Back in 1946, Alma and her two children settled into an oil-heated one-room apartment, where she shared a pullout sofa with her toddler son and a baby girl, Irma, a sweet dimpled child with reddish-blonde hair, sleeping nearby in her crib. Only a few weeks later, a woman from the Tennessee Children’s Home Society came to the apartment building, claiming that she was investigating an alleged child-abuse case involving a neighbor. The woman, who came in a black limousine, asked if there was a husband around and laid eyes on baby Irma, immediately honing in her runny nose. “Your baby’s sick, isn’t she? You should get her a checkup.” But Alma explained that she had no money for a doctor, so the woman, who identified herself as Georgia Tann, was so generous and offered to take Irma to Memphis General Hospital for her.

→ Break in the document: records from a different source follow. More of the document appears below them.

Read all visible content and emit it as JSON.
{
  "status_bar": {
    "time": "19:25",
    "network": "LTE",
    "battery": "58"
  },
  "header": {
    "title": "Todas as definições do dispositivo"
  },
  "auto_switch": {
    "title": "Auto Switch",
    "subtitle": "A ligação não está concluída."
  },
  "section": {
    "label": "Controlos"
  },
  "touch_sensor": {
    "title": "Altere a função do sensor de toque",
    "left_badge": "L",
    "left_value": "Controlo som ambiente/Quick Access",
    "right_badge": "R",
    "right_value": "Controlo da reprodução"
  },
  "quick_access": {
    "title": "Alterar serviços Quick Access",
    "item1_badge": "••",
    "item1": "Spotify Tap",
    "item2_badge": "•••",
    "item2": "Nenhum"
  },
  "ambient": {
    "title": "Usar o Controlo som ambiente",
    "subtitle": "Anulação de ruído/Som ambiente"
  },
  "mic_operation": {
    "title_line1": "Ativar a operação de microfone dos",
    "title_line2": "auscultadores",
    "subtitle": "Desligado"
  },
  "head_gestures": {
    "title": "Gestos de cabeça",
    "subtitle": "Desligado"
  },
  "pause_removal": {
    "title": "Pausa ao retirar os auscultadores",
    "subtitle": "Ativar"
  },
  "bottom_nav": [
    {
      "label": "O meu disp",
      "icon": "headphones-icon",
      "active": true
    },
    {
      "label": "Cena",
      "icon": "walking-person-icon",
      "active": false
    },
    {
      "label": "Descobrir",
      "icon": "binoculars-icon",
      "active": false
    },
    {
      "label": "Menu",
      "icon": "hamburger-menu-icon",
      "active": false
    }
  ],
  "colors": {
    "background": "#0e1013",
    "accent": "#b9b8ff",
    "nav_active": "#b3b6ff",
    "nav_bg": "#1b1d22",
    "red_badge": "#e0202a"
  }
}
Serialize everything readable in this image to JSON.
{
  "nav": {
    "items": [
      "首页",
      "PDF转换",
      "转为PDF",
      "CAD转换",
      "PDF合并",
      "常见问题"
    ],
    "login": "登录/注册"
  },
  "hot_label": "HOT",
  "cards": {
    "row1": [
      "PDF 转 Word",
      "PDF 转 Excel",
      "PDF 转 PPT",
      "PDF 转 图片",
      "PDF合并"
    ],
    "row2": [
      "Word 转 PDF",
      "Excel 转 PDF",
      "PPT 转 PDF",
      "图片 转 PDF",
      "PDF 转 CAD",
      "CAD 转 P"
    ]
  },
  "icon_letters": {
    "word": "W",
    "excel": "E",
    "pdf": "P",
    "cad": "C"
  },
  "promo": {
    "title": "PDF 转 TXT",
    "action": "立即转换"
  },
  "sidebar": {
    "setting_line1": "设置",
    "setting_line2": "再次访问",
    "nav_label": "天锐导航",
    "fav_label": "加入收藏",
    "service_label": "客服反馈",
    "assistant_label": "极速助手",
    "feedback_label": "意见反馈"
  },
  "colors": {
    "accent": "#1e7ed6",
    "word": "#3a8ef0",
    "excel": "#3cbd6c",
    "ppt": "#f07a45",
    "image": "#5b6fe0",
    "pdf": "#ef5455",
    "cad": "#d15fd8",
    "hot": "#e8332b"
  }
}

Now this favor required paperwork, and after signing, expecting to hop in the car with the two, Georgia told her she couldn’t come along, and Alma trusted her. When Alma went to check on her baby the next day at the children’s ward, she looked in the window and saw her sweet girl jumping on the bed. Relieved, Alma asked to claim her baby and the nurse said, “You don’t have a baby in there. Those children belong to the Children’s Home Society.”
Alma called and called and for days Georgia didn’t pick up. Finally, when Georgia managed to call back, she told Alma that Irma died of pneumonia with no more emotion than calling out of work for a sick day. Could she have her baby to bury? No, Georgia said. She has already been buried by the state in an unknown location. And as the children’s home society told Alma, the case was closed.